The problem is, for the last year or so, I've felt like this is not a community I want to be part of any longer. It's not a bad community; it's simply a community that isn't feeding my spiritual needs. What I want, desperately, is spiritual connection, a space to lean into the spiritual, a context in which I can do the spiritual pushing I need to do.
What this community has is wonderful people, a great space, and a very ad hoc tradition that we've more or less made up ourselves out of the traces of something more substantial. This isn't to say it doesn't work or that it has no value. It's that I know, I know, that there's something more out there and I long for that something more. I long to learn from teachers who have themselves been taught. I long for a set of practices that let me open myself to the Divine.
So I'm pulling away from the community as community and trying to keep the friends I've made in that community. I'm not sure, however, that it's going to work.

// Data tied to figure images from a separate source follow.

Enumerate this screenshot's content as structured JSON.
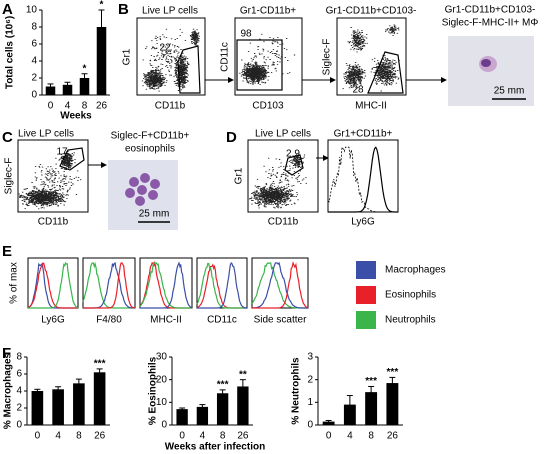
{
  "panel_labels": [
    "A",
    "B",
    "C",
    "D",
    "E",
    "F"
  ],
  "panel_B": {
    "plots": [
      {
        "title": "Live LP cells",
        "gate": 22,
        "y_axis": "Gr1",
        "x_axis": "CD11b"
      },
      {
        "title": "Gr1-CD11b+",
        "gate": 98,
        "y_axis": "CD11c",
        "x_axis": "CD103"
      },
      {
        "title": "Gr1-CD11b+CD103-",
        "gate": 28,
        "y_axis": "Siglec-F",
        "x_axis": "MHC-II"
      }
    ],
    "image_title": [
      "Gr1-CD11b+CD103-",
      "Siglec-F-MHC-II+ MΦ"
    ],
    "scale_bar": "25 mm"
  },
  "panel_C": {
    "plot": {
      "title": "Live LP cells",
      "gate": 17,
      "y_axis": "Siglec-F",
      "x_axis": "CD11b"
    },
    "image_title": [
      "Siglec-F+CD11b+",
      "eosinophils"
    ],
    "scale_bar": "25 mm"
  },
  "panel_D": {
    "plot": {
      "title": "Live LP cells",
      "gate": 2.9,
      "y_axis": "Gr1",
      "x_axis": "CD11b"
    },
    "histogram": {
      "title": "Gr1+CD11b+",
      "x_axis": "Ly6G"
    }
  },
  "panel_E": {
    "y_axis": "% of max",
    "x_axes": [
      "Ly6G",
      "F4/80",
      "MHC-II",
      "CD11c",
      "Side scatter"
    ],
    "legend": [
      {
        "name": "Macrophages",
        "color": "#3b4fa8"
      },
      {
        "name": "Eosinophils",
        "color": "#e8202a"
      },
      {
        "name": "Neutrophils",
        "color": "#39b54a"
      }
    ]
  },
  "chart_data": [
    {
      "type": "bar",
      "ylabel": "Total cells (10⁶)",
      "xlabel": "Weeks",
      "categories": [
        "0",
        "4",
        "8",
        "26"
      ],
      "values": [
        1.0,
        1.2,
        2.0,
        8.0
      ],
      "errors": [
        0.3,
        0.3,
        0.5,
        2.0
      ],
      "color": "#000000",
      "ylim": [
        0,
        10
      ],
      "yticks": [
        0,
        2,
        4,
        6,
        8,
        10
      ],
      "annotations": [
        {
          "at": "8",
          "text": "*"
        },
        {
          "at": "26",
          "text": "*"
        }
      ]
    },
    {
      "type": "bar",
      "ylabel": "% Macrophages",
      "categories": [
        "0",
        "4",
        "8",
        "26"
      ],
      "values": [
        4.0,
        4.2,
        4.9,
        6.2
      ],
      "errors": [
        0.2,
        0.3,
        0.5,
        0.4
      ],
      "color": "#000000",
      "ylim": [
        0,
        8
      ],
      "yticks": [
        0,
        2,
        4,
        6,
        8
      ],
      "annotations": [
        {
          "at": "26",
          "text": "***"
        }
      ]
    },
    {
      "type": "bar",
      "ylabel": "% Eosinophils",
      "xlabel": "Weeks after infection",
      "categories": [
        "0",
        "4",
        "8",
        "26"
      ],
      "values": [
        7,
        8,
        14,
        17
      ],
      "errors": [
        0.5,
        1,
        1.5,
        3
      ],
      "color": "#000000",
      "ylim": [
        0,
        30
      ],
      "yticks": [
        0,
        10,
        20,
        30
      ],
      "annotations": [
        {
          "at": "8",
          "text": "***"
        },
        {
          "at": "26",
          "text": "**"
        }
      ]
    },
    {
      "type": "bar",
      "ylabel": "% Neutrophils",
      "categories": [
        "0",
        "4",
        "8",
        "26"
      ],
      "values": [
        0.15,
        0.9,
        1.45,
        1.85
      ],
      "errors": [
        0.05,
        0.4,
        0.25,
        0.25
      ],
      "color": "#000000",
      "ylim": [
        0,
        3
      ],
      "yticks": [
        0,
        1,
        2,
        3
      ],
      "annotations": [
        {
          "at": "8",
          "text": "***"
        },
        {
          "at": "26",
          "text": "***"
        }
      ]
    }
  ]
}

I had a fight on Saturday with E, one of my faery godfathers and someone I respect deeply. He's a community-builder; networking and creating institution are in his bones. He was trying to get me to attend a birthday dinner tomorrow night for someone in the community, someone I don't much like. The birthday boy is young and unformed, and after two or three years of spending time with him I've still not experienced any kind of meaningful relationship with him. I don't much like him, and I don't want to go, especially since I'm feeling increasingly like my time is small and precious and I want to be choosy about how I use that time. E's argument is that I owe it to the community to be a role model, to show up to the birthday boy's development. I don't think he can grasp where I'm coming from: that I don't feel ties to that community and don't feel I owe it anything and besides, I have done my share of mentoring clueless younguns and I decided years ago to stop.
Our fight has more to it than a disagreement about the place of community. It's also about my feeling like E is bulldozing me here and in other contexts. It's about me trying to set boundaries and feeling illegitimate about it. It's about my being disappointed in the spiritual community we have and feeling tragic about my spiritual prospects. But it's also about who we are in the community and what we'd like that community to be.
And I'm rapidly coming to the conclusion that I don't want public community, not in my spiritual life.